I've been meaning to comment on this item, which appeared on the ABCNews website last Friday, as I was heading out for a weekend in the mountains.
A former Northrup engineer (and onetime employee of Los Alamos National Laboratories) is facing additional charges in connection with a federal indictment handed down last week. Noshir Gowadia was hit with a new indictment, charging that he tried to peddle U.S. defense secrets to Israel, Germany and Switzerland, as well as China. Gowadia was originally indicted in November 2005 on charges of passing classified information on the B-2 stealth bomber to the PRC. Gowaida worked as an engineer on the B-2 program at Northrup between 1968 and 1986, the period when the defense contractor developed the stealth bomber.
The new indictment also charges that Gowadia also helped the Chinese develop and test a new cruise missile between 2003 and 2005, traveling to the PRC on at least six occasions to assist with that project. Federal prosecutors indicate that Gowadia received at least $2 million from the Chinese for the information and assistance he provided. The former engineer has pleaded not guilty to the charges; his trial is scheduled to begin next summer.
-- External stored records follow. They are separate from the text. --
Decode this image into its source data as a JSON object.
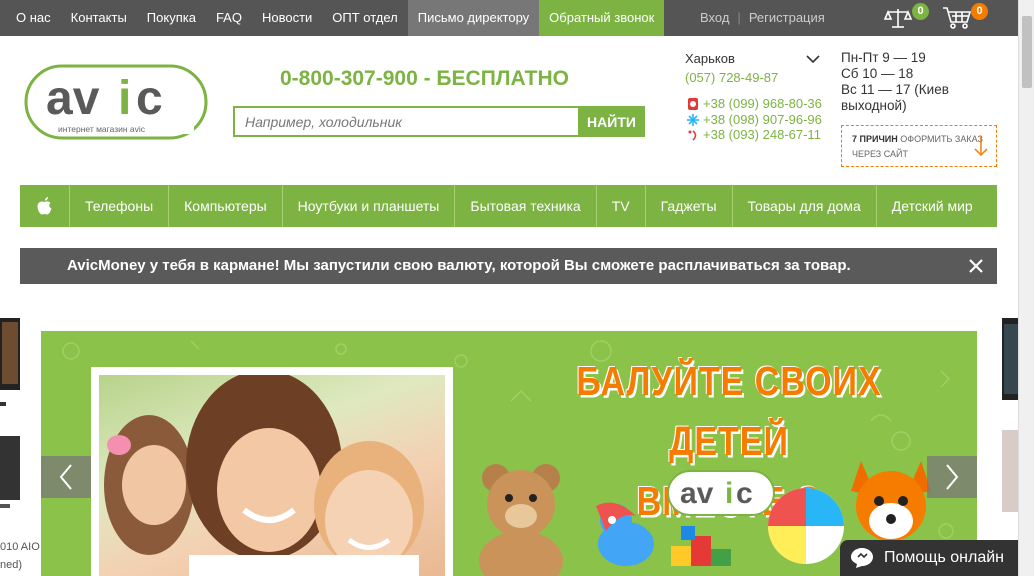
{
  "topbar": {
    "links": [
      "О нас",
      "Контакты",
      "Покупка",
      "FAQ",
      "Новости",
      "ОПТ отдел"
    ],
    "director_label": "Письмо директору",
    "callback_label": "Обратный звонок",
    "login_label": "Вход",
    "auth_separator": "|",
    "register_label": "Регистрация",
    "compare_count": "0",
    "cart_count": "0"
  },
  "header": {
    "logo_text": "avic",
    "logo_subtitle": "интернет магазин avic",
    "main_phone": "0-800-307-900 - БЕСПЛАТНО",
    "search_placeholder": "Например, холодильник",
    "search_button": "НАЙТИ",
    "city": "Харьков",
    "city_phone": "(057) 728-49-87",
    "mobile_phones": [
      "+38 (099) 968-80-36",
      "+38 (098) 907-96-96",
      "+38 (093) 248-67-11"
    ],
    "hours": [
      "Пн-Пт 9 — 19",
      "Сб 10 — 18",
      "Вс 11 — 17 (Киев выходной)"
    ],
    "reasons_bold": "7 причин",
    "reasons_text": "оформить заказ через сайт"
  },
  "nav": {
    "items": [
      "Телефоны",
      "Компьютеры",
      "Ноутбуки и планшеты",
      "Бытовая техника",
      "TV",
      "Гаджеты",
      "Товары для дома",
      "Детский мир"
    ]
  },
  "promo": {
    "text": "AvicMoney у тебя в кармане! Мы запустили свою валюту, которой Вы сможете расплачиваться за товар."
  },
  "slider": {
    "title_line1": "БАЛУЙТЕ СВОИХ ДЕТЕЙ",
    "title_line2": "ВМЕСТЕ С",
    "logo_text": "avic",
    "side_text_1": "010 AIO",
    "side_text_2": "ned)"
  },
  "help": {
    "label": "Помощь онлайн"
  },
  "colors": {
    "brand_green": "#7cb342",
    "accent_orange": "#f57c00",
    "topbar_bg": "#555555",
    "promo_bg": "#5a5a5a"
  }
}
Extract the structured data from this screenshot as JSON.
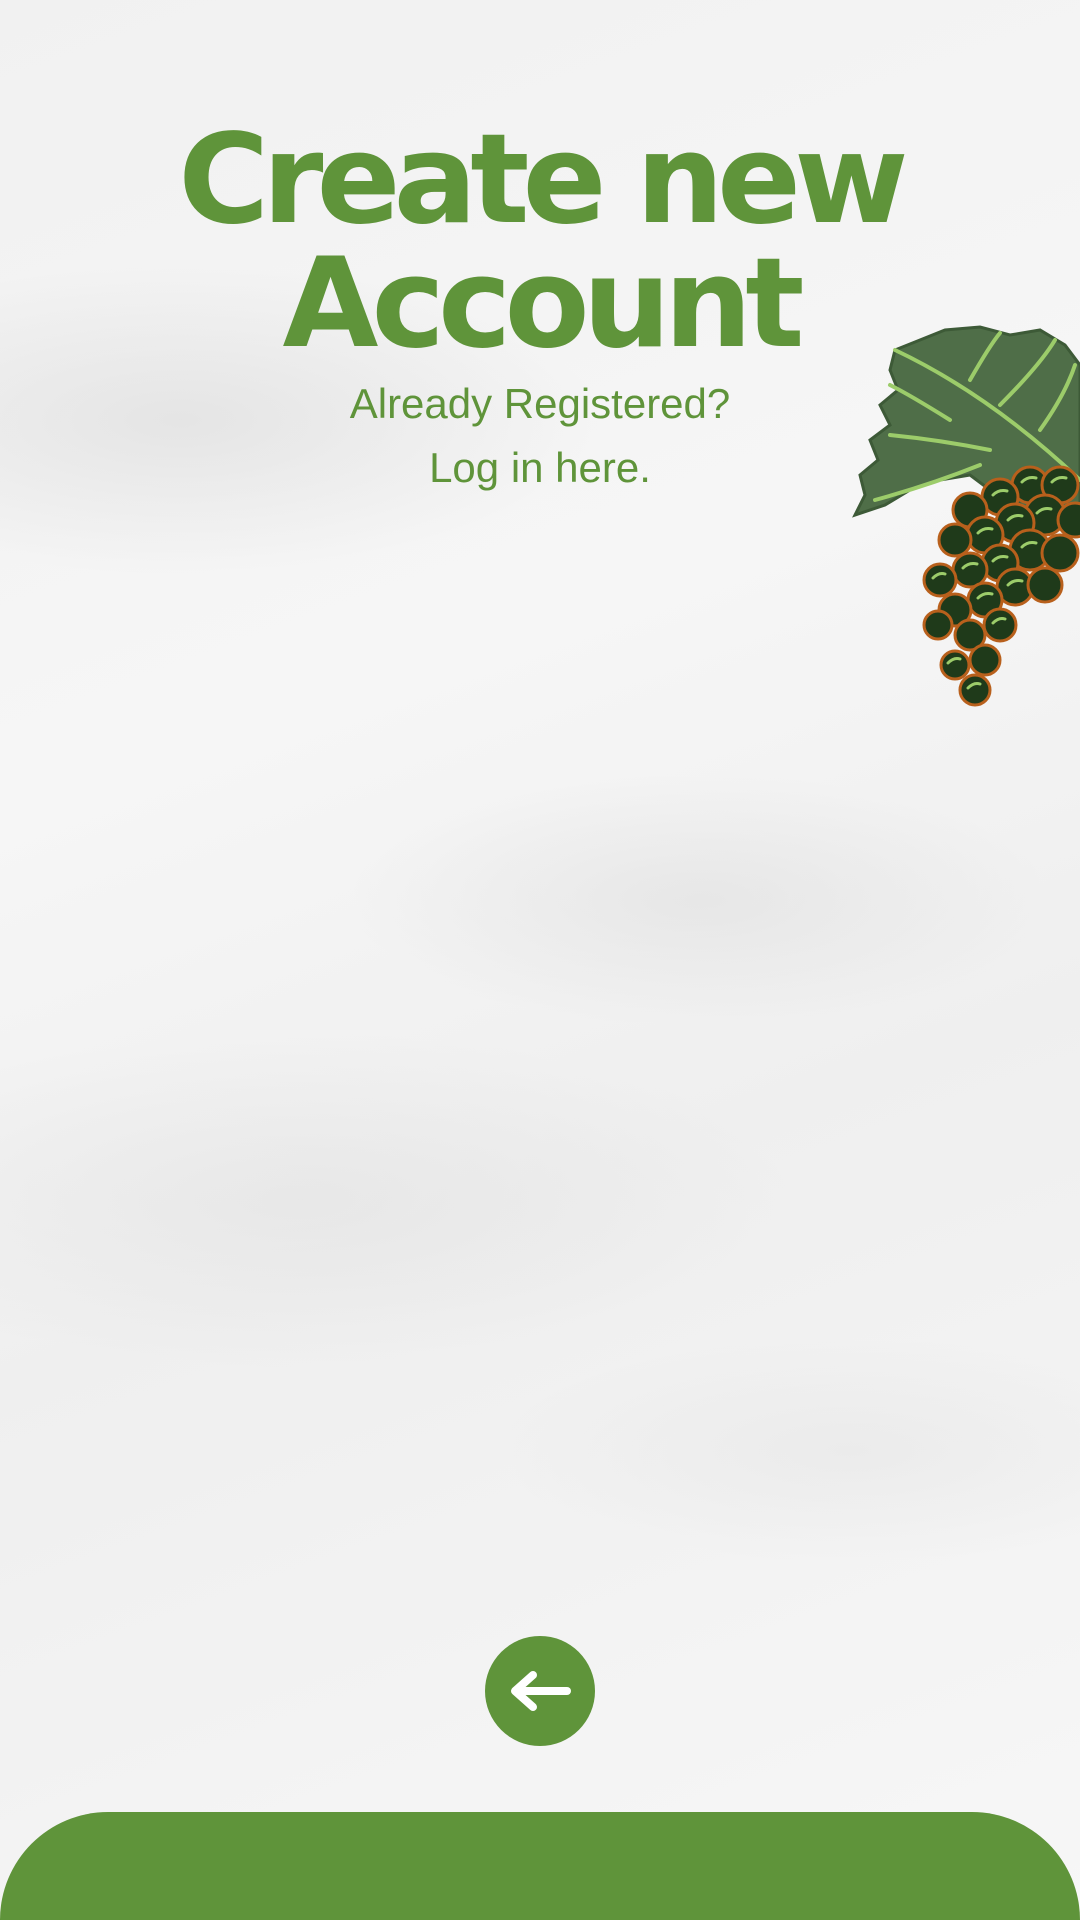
{
  "header": {
    "title_line1": "Create new",
    "title_line2": "Account",
    "subtitle_line1": "Already Registered?",
    "subtitle_line2": "Log in here."
  },
  "icons": {
    "decoration": "grapes-icon",
    "back": "arrow-left-icon"
  },
  "colors": {
    "accent": "#5f943a",
    "leaf": "#4f6e48",
    "grape": "#1f3a1a",
    "grape_outline": "#b8601c"
  }
}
Gowadia's indictment again illustrates the pervasive danger posed by China's intelligence collection efforts within the U.S. As outlined in Bill Gertz's excellent books Enemies, Betrayal, and The China Threat, as well as Edward Timperlake's Year of the Rat, the PRC government has spared no effort--or expense--to target needed technologies and information. The result has been a steady flow of critical technical data to the PRC, ranging from design information on the W-88 nuclear warhead, to MIRV technology for ICBMs (courtesy of the Loral-Hughes "deal," approved by the Clinton Administration in the mid-1990s), and, based on the Gowadia indictment, data on the B-2 and improved cruise missiles.
Court filings indicate that Gowadia worked with two Chinese men named Tommy Wong and Henri Nyo on these various "ventures." You don't have to be a counter-intelligence expert to realize that Wong and Nyo are PRC intelligence agents, among hundreds--perhaps thousands--at work inside the United States. Many are assigned to pursue specific technologies, and the individuals who can provide that information.
During their search of Gowadia's home, federal agents found more than 40 boxes and seven computer hard drives that contained classified information. Reading between the lines of the indictment, it looks like much of that data made its way to the PRC, causing potentially grave damage to our national security. I'm also struck by the dates of Gowadia's tenure at Northrup and Los Alamos; he left the defense contractor in the mid-1980s, and presumably, his access to classified B-2 information ended at that point. If the transfer of information didn't occur until years later, it suggests that Gowadia began planning his scheme years ago. On the other hand, there's a possibility that Gowadia was on the PRC payroll for decades, and may have passed the data while still a Northrup employee. Additionally, given Gowadia's apparent relationship with the PRC, it would be interesting to know if he ever had contact with another former Los Alamos employee named Wen Ho Lee.